Amberin Zaman is a Turkish journalist and a chief correspondent for Al-Monitor based in Paris covers major stories on the Middle East and North Africa . Having started as a journalist in the early 1990s in Turkey, Zaman contributes to various newspapers throughout the world. Her reporting focuses on geopolitical trends, conflicts, diplomacy and human rights. She studied political science at Franklin College in Lugano Switzerland, speaks fluent English, French, Turkish and Bengali.

==Life and career==
Amberin Zaman is the daughter of Arshad-uz Zaman a former Bangladeshi Ambassador and member of parliament. Her mother is a Turk from Istanbul.
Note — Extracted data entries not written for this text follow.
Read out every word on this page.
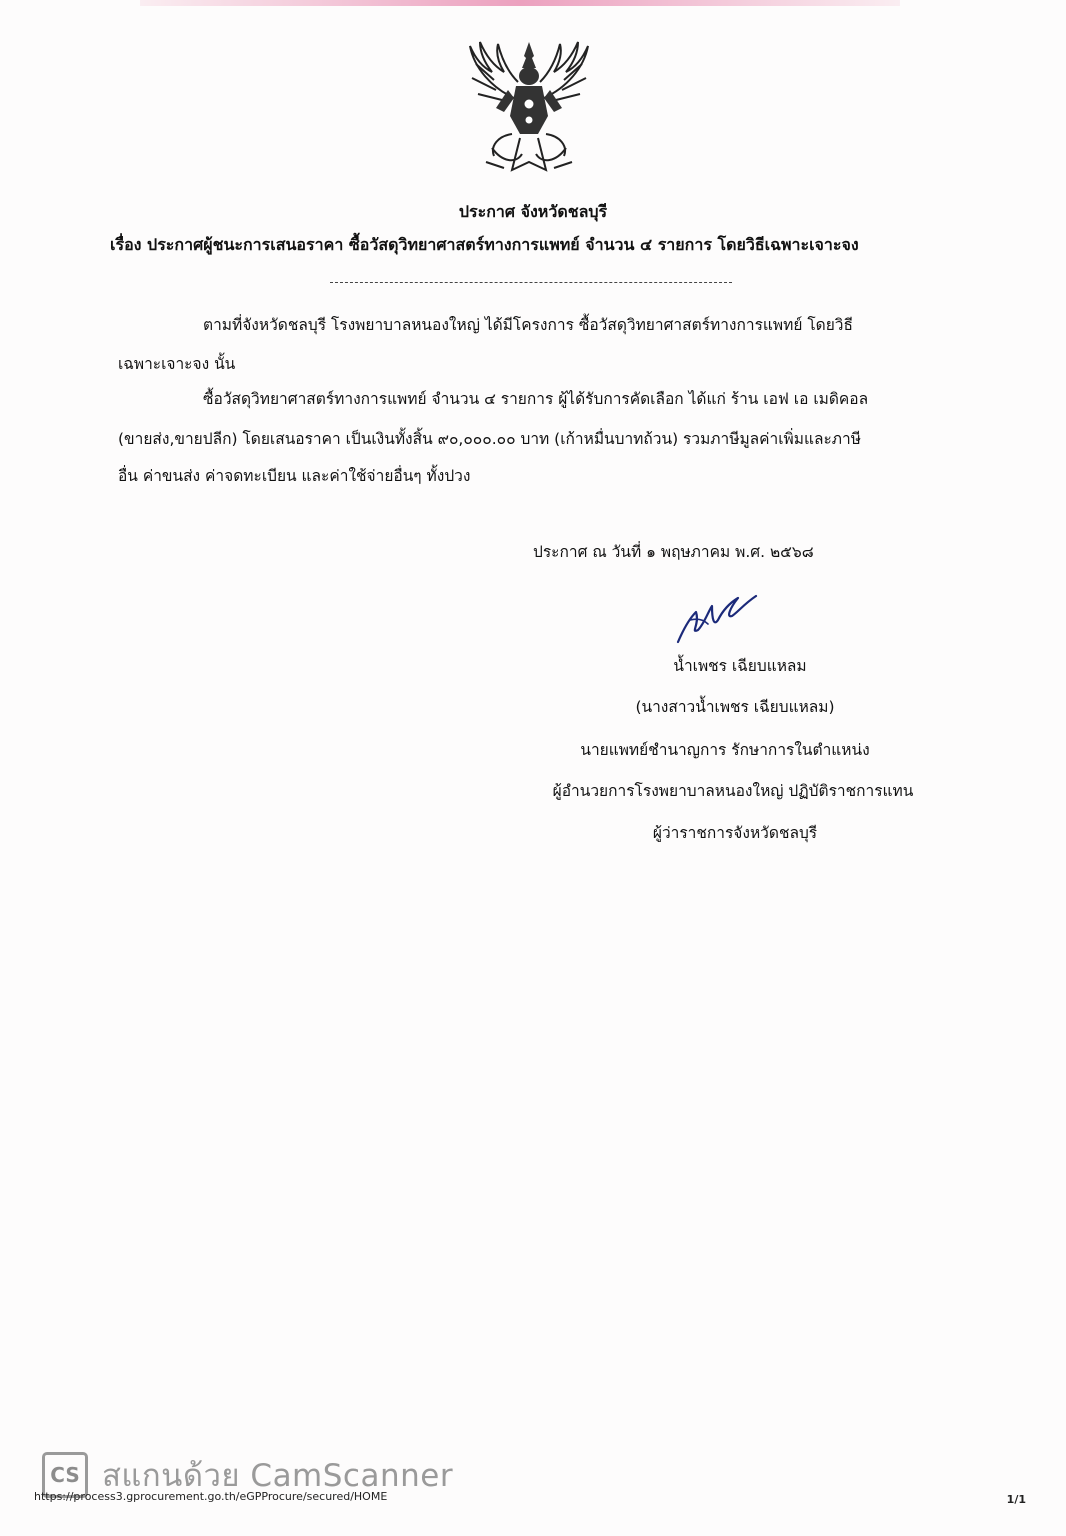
ประกาศ จังหวัดชลบุรี
เรื่อง ประกาศผู้ชนะการเสนอราคา ซื้อวัสดุวิทยาศาสตร์ทางการแพทย์ จำนวน ๔ รายการ โดยวิธีเฉพาะเจาะจง
ตามที่จังหวัดชลบุรี โรงพยาบาลหนองใหญ่ ได้มีโครงการ ซื้อวัสดุวิทยาศาสตร์ทางการแพทย์ โดยวิธี
เฉพาะเจาะจง นั้น
ซื้อวัสดุวิทยาศาสตร์ทางการแพทย์ จำนวน ๔ รายการ ผู้ได้รับการคัดเลือก ได้แก่ ร้าน เอฟ เอ เมดิคอล
(ขายส่ง,ขายปลีก) โดยเสนอราคา เป็นเงินทั้งสิ้น ๙๐,๐๐๐.๐๐ บาท (เก้าหมื่นบาทถ้วน) รวมภาษีมูลค่าเพิ่มและภาษี
อื่น ค่าขนส่ง ค่าจดทะเบียน และค่าใช้จ่ายอื่นๆ ทั้งปวง
ประกาศ ณ วันที่ ๑ พฤษภาคม พ.ศ. ๒๕๖๘
น้ำเพชร เฉียบแหลม
(นางสาวน้ำเพชร เฉียบแหลม)
นายแพทย์ชำนาญการ รักษาการในตำแหน่ง
ผู้อำนวยการโรงพยาบาลหนองใหญ่ ปฏิบัติราชการแทน
ผู้ว่าราชการจังหวัดชลบุรี
CS สแกนด้วย CamScanner
https://process3.gprocurement.go.th/eGPProcure/secured/HOME	1/1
She was born in New York City and studied in Switzerland. Prior to joining Al-Monitor as a full-time reporter in 2018, Zaman was The Economist’s Turkey correspondent for 16 years. She was also a regular contributor to The Washington Post, The Daily Telegraph, The Los Angeles Times and Voice of America and penned weekly columns in the Turkish language media. After being sacked from Habertürk, Zaman was employed with the liberal newspaper Taraf. She also specialises in Kurdish issues and was a Public Policy Scholar at the Woodrow Wilson International Center for Scholars in Washington DC from January 2016 to June 2017. She is a columnist for Al Monitor since December 2018.

==Views and controversies==
Amberin Zaman has been a supporter of minority rights in Turkey. She is a proponent of normalization of Turkish-Armenian relations and regularly discusses the Armenian genocide in her columns. In 2014, she participated in a conference by the Hrant Dink Foundation that was dedicated to Armenian-Turkish reconciliation. Zaman, who recognizes the Armenian genocide as fact, believes that the Turkish government must reconcile with its history concerning the Armenians. In response to the Turkish government's letter of condolences to Armenians on 24 April 2014, Zaman declared:

As a citizen who believes that the Armenian genocide must be recognized, apologized for, and whose victims be properly compensated, even if these expectations may be far from occurring, I officially stand with the state's first written letter to the Armenian victims.

Zaman states that she is a target of a vilification campaign by pro-government media. In 2013, Amberin Zaman was sacked as a journalist for HaberTurk because of columns that were considered unacceptable by the government.

Zaman was attacked on Twitter for reporting the Gezi Park protests. She described the attacks as "abusive, violent and sexual".

In 2014, the Prime Minister of Turkey, Recep Tayyip Erdoğan, called Amberin Zaman "A militant in the guise of a journalist, a shameless woman... Know your place!" and "scum" at two successive election rallies. In a response to the accusations by the Prime Minister, Zaman wrote a column in the newspaper Taraf entitled "First be a human!" (Turkish: Önce insan ol!). A public apology campaign had started with numerous human rights groups and journalist associations throughout the world. Erdogan's rhetoric was condemned by a representative of the Organization for Security and Cooperation, The Economist, and the Turkish Journalists' Association. The Equality Monitoring Women's Group of Turkey collected 130 signatures demanding that Erdogan apologize for his language.

Zaman "experienced a mass attack on Twitter" for her reporting on the Charlie Hebdo shooting in January 2015. Zaman stated: "It's like a public lynching. It has made me frightened for my physical safety when I am out in the streets." Zaman has not returned to Turkey since 2016. The Metropolitan Police have installed a panic button in her home in London.

In November 2022 she experienced a smear campaign launched against her by pro-Turkish-government media outlets and social media users after she met with Turkey's main opposition leader Kemal Kılıçdaroğlu in London.

==Personal life==
She is married to Joseph Pennington, the US Deputy Assistant Secretary of State for Iraq.